KH. Abdullah Syamsul Arifin, M.H.I. atau yang akrab disapa dengan Gus Aab,
menjawab tantangan warga NU terhadap isu yang beredar ditengah media sosial
hari ini. Ada pertanyaannya yang bagus, kritis, tapi tetap
berpatokan pada adab kesantunan dan tata krama. Pertama, ketika kita berbicara
sosial media atau media sosial, itu sering ada kata-kata “maha benar netizen
dengan segala komentarnya.” Artinya patoan benar salah itu sudah bukan didasarkan
kepada objektivitas ilmiah, tetapi kepada persepsi dan narasi yang dibangun
oleh orang-orang yang mampu membangun narasi itu. Apalagi memang ada kepentingan-kepentingan orang tertentu
dengan memanfaatkan para siber untuk kemudian mempengaruhi opini massa melalui
narasi-narasi yang dibangun di media. Saya tidak mau menutupi, karena ini sudah
pada persoalan konsumsi publik. Akhir-akhir ini yang menjadi banyak sorotan adalah kasus
kuota haji. Sekarang kalau kita mau objektif menilai, ini banyak para ahli
hukum, itu sedikit pun tidak ada kaitannya dengan NU. NU tidak punya kewenangan
mengatur kuota haji. Tidak ada kapasitas yang diberikan oleh pemerintah untuk
NU ikut cawe-cawe mengatur kuota haji. Yang kemudian disorot itu, karena ada kemungkinan
menyeret beberapa oknum yang itu kebetulan menjadi fungsionaris di NU, bukan NU
secara kelembagaan, kalau kita mau jujur. Dan itu tidak ada kaitannya dengan
NU. Kalau ada oknum A terseret, bukan karena posisinya di NU, karena posisinya
di pernah menjabat di Kemenag. Karena Kemenag yang punya kewenangan itu. Kalau dia bukan
orang Kemenag, tidak mungkin ikut-ikut mengatur itu. Berarti bukan karena
posisinya di NU. Saya yang ada di NU, para kiai di samping saya yang ada di NU,
yang tidak ada hubungannya dengan mengatur kuota haji. Itu kan narasi yang dibangun. Siapa yang membangun
narasi? “Orang yang punya kepentingan” dalam tanda petik, kepentingan yang
tidak selamanya baik terhadap Nahdlatul Ulama. Sehingga membangun narasi itu. Kalau sekarang kita mau jujur, dari sekian penelitian,
walaupun kemudian sudah ada tiga orang yang dicekal, walaupun sampai hari ini
belum ditetapkan siapa tersangkanya. Ngulur-ngulur untuk tidak
menetapkan tersangka, itu juga ada framing yang diinginkan. Walaupun
kemudian kemarin orang yang sama, yang awalnya mau mengaitkan dengan NU, sudah
berubah. Maaf bukan NU-nya, tapi orangnya. Itu sudah dijelaskan. Tapi
kadang-kadang yang kadung tersebar statement yang pertama. Yang kedua tindasanya
sudah kalah. Ya memang itu permainan media begitu. Pada akhirnya minta maafkan.

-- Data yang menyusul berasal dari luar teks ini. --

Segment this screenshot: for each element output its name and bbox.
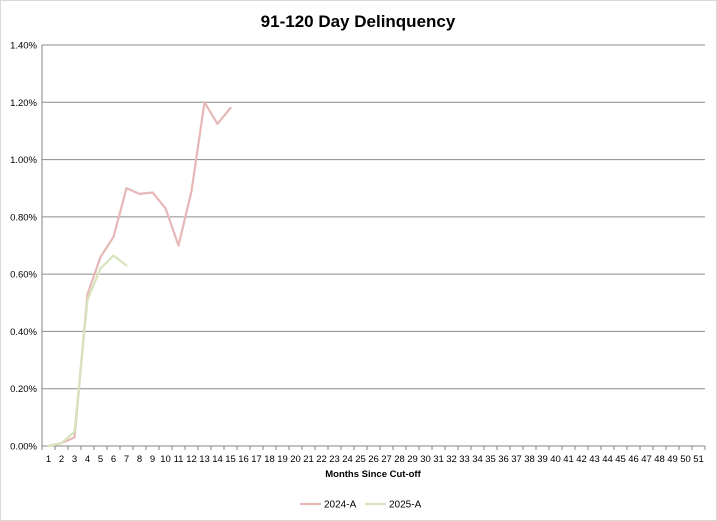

Tapi klarifikasinya lebih sedikit. Sama dengan ramainya kasus soundhoreg kemarin. Ketika ada
yang menolak fatwa MUI, dia klarifikasi bahwa yang dimaksud tidak begitu. Cuma
nolaknya sudah tersebar. Klarifikasinya tidak didengar orang. Seperti itu
problemnya. Itu problem media. Mohon izin, kalau mau dikaitkan, siapa yang sudah
mengembalikan uang? Itu ada dua orang. Ketika diperiksa di tempat Gus Yakut,
terserah nanti satu hukumnya seperti apa, kita tidak mau ikut-ikut. Karena dia
juga bukan pejabat di NU. Hanya dikaitkan karena dia adiknya ketua umum. Tidak
ada hubungannya. Tidak ada hubungannya. Mohon maaf, kalau nanti ada saudaranya pejabat punya
masalah, apakah saudaranya ikut? Ya tidak. Masing-masing bertanggung jawab
dengan perbuatannya sendiri-sendiri. Yang sudah jelas-jelas, saya tidak
apa-apaini ngomong di depan media. Yang sudah jelas-jelas ketahuan itu siapa
yang mengembalikan uang? Satu, Khalid Basalamah. Itu siapa yang mengembalikan
uang? Satu, konfirmasi lama. Yang dijadikan beran bukti tergantung modusnya apa
dan bagaimana. Yang kedua, Hilman Latif. Hilman Latif itu siapa? Mohon
maaf, mohon izin. Pak Hilman Latif itu adalah bendahara umum pengurus pusat
Muhammadiyah. Tapi kenapa? Media yang bermain begitu. Tidak semua orang sadar.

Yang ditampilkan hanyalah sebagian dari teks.